Voici qui nous éloigne du sens totalement péjoratif donné au mot créole dans l’article en question qui le fait passer plutôt comme synonyme de dominateur et d’esclavagiste. Or déjà à l’époque coloniale ce n’était pas aussi clair.

En effet, ce ne sont pas les nègres qui étaient appelés créoles, c’est plutôt aux blancs nés dans la colonie que ce terme était appliqué.

Ainsi Joséphine, la femme de Napoléon Bonaparte, était une créole, née à la Martinique

D’après l’Histoire, c’est elle que les colons dressés contre Toussaint Louverture réussirent d’abord à convaincre, parce que partageant les mêmes intérêts, pour amener Napoléon à envoyer l’expédition Leclerc avec pour mission de rétablir l’esclavage à Saint Domingue.

Nous pensons que cet épisode est resté comme une obsession pour notre auteur qui tendrait aujourd’hui, comme on dit, à le mettre à toutes les sauces.
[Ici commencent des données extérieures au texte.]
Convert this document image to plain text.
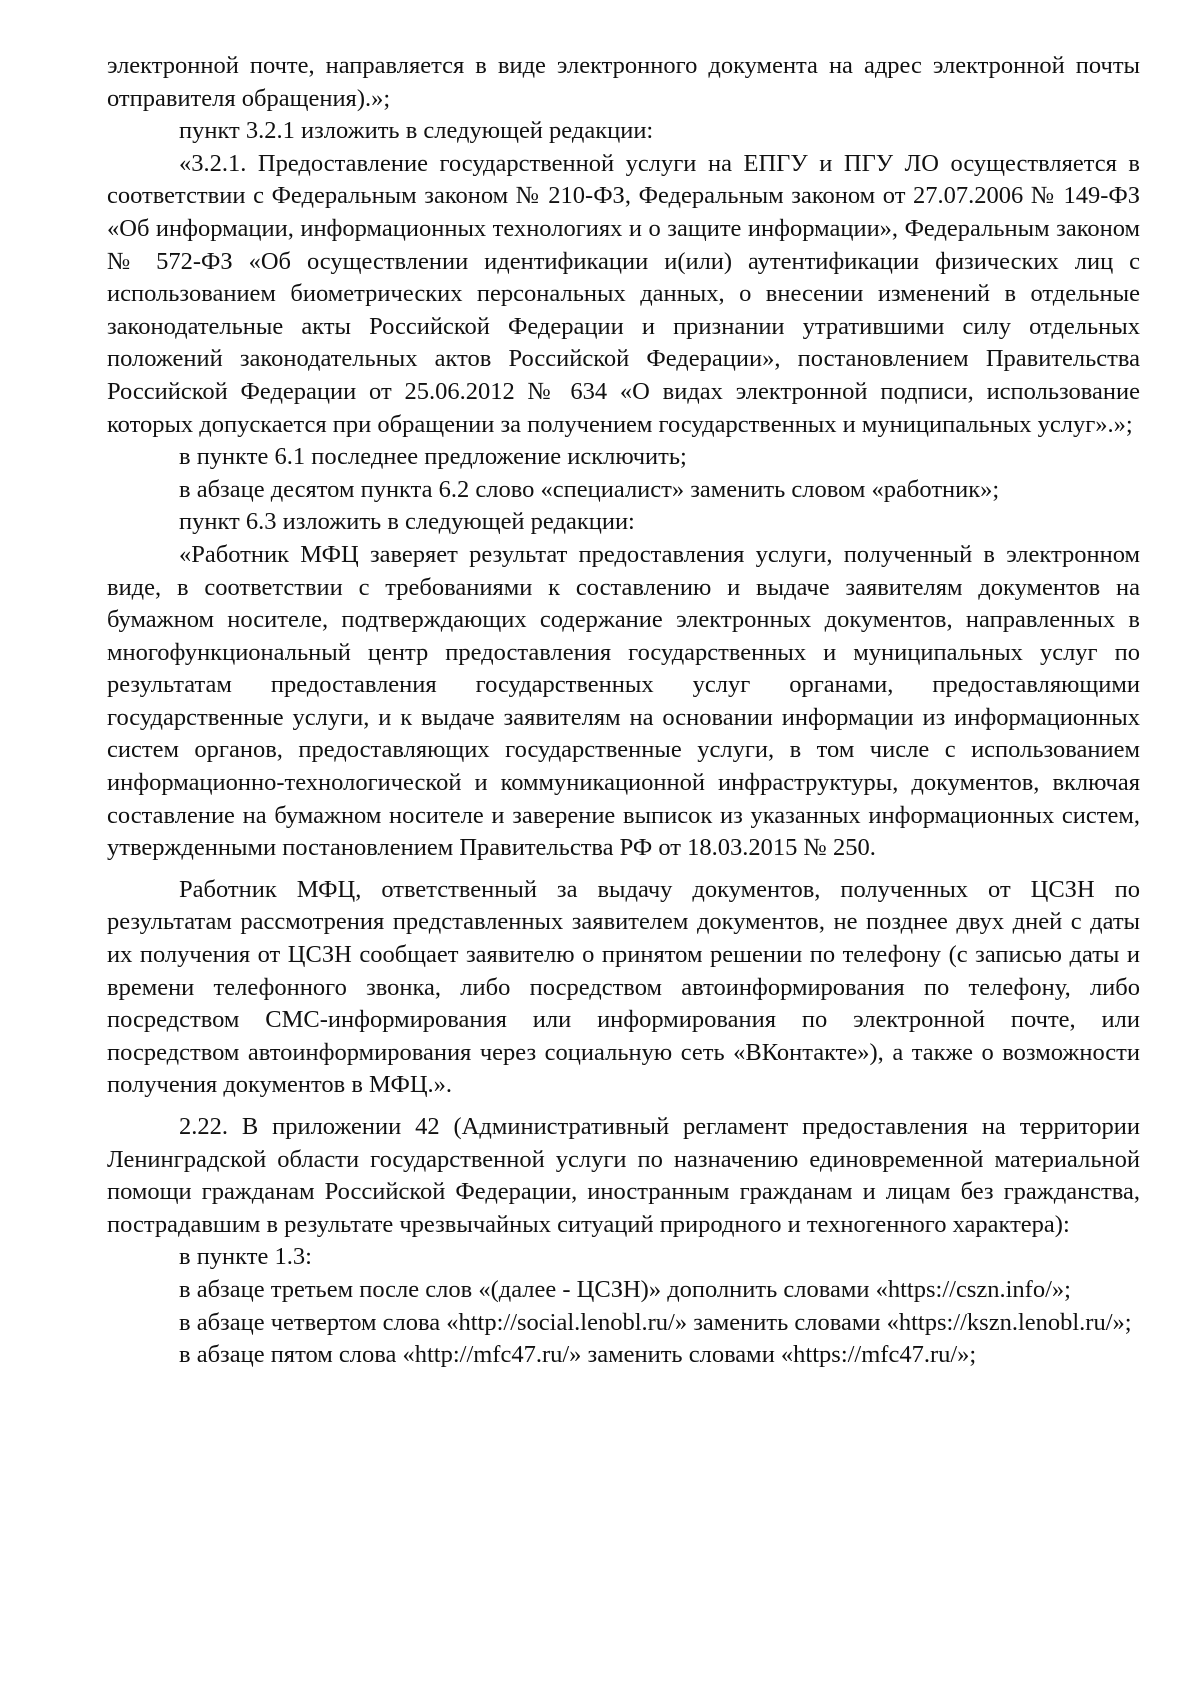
электронной почте, направляется в виде электронного документа на адрес электронной почты отправителя обращения).»;

пункт 3.2.1 изложить в следующей редакции:

«3.2.1. Предоставление государственной услуги на ЕПГУ и ПГУ ЛО осуществляется в соответствии с Федеральным законом № 210-ФЗ, Федеральным законом от 27.07.2006 № 149-ФЗ «Об информации, информационных технологиях и о защите информации», Федеральным законом № 572-ФЗ «Об осуществлении идентификации и(или) аутентификации физических лиц с использованием биометрических персональных данных, о внесении изменений в отдельные законодательные акты Российской Федерации и признании утратившими силу отдельных положений законодательных актов Российской Федерации», постановлением Правительства Российской Федерации от 25.06.2012 № 634 «О видах электронной подписи, использование которых допускается при обращении за получением государственных и муниципальных услуг».»;

в пункте 6.1 последнее предложение исключить;

в абзаце десятом пункта 6.2 слово «специалист» заменить словом «работник»;

пункт 6.3 изложить в следующей редакции:

«Работник МФЦ заверяет результат предоставления услуги, полученный в электронном виде, в соответствии с требованиями к составлению и выдаче заявителям документов на бумажном носителе, подтверждающих содержание электронных документов, направленных в многофункциональный центр предоставления государственных и муниципальных услуг по результатам предоставления государственных услуг органами, предоставляющими государственные услуги, и к выдаче заявителям на основании информации из информационных систем органов, предоставляющих государственные услуги, в том числе с использованием информационно-технологической и коммуникационной инфраструктуры, документов, включая составление на бумажном носителе и заверение выписок из указанных информационных систем, утвержденными постановлением Правительства РФ от 18.03.2015 № 250.

Работник МФЦ, ответственный за выдачу документов, полученных от ЦСЗН по результатам рассмотрения представленных заявителем документов, не позднее двух дней с даты их получения от ЦСЗН сообщает заявителю о принятом решении по телефону (с записью даты и времени телефонного звонка, либо посредством автоинформирования по телефону, либо посредством СМС-информирования или информирования по электронной почте, или посредством автоинформирования через социальную сеть «ВКонтакте»), а также о возможности получения документов в МФЦ.».

2.22. В приложении 42 (Административный регламент предоставления на территории Ленинградской области государственной услуги по назначению единовременной материальной помощи гражданам Российской Федерации, иностранным гражданам и лицам без гражданства, пострадавшим в результате чрезвычайных ситуаций природного и техногенного характера):

в пункте 1.3:

в абзаце третьем после слов «(далее - ЦСЗН)» дополнить словами «https://cszn.info/»;

в абзаце четвертом слова «http://social.lenobl.ru/» заменить словами «https://kszn.lenobl.ru/»;

в абзаце пятом слова «http://mfc47.ru/» заменить словами «https://mfc47.ru/»;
A ce propos, on rapporte aussi qu’au moment de l’indépendance d’Haïti en 1804, sur une population de 500.000 personnes, esclaves libérés de leurs chaines, environ la moitié était des bossales, c’est-à-dire qui avaient été amenés d’Afrique sur les négriers.

Parce que pour le colon de Saint Domingue, il était plus économique d’acheter un esclave que de lui fournir des moyens de subsistance.

Ensuite l’économie sucrière (la fameuse ‘Perle des Antilles’) était une mangeuse d’hommes impitoyable.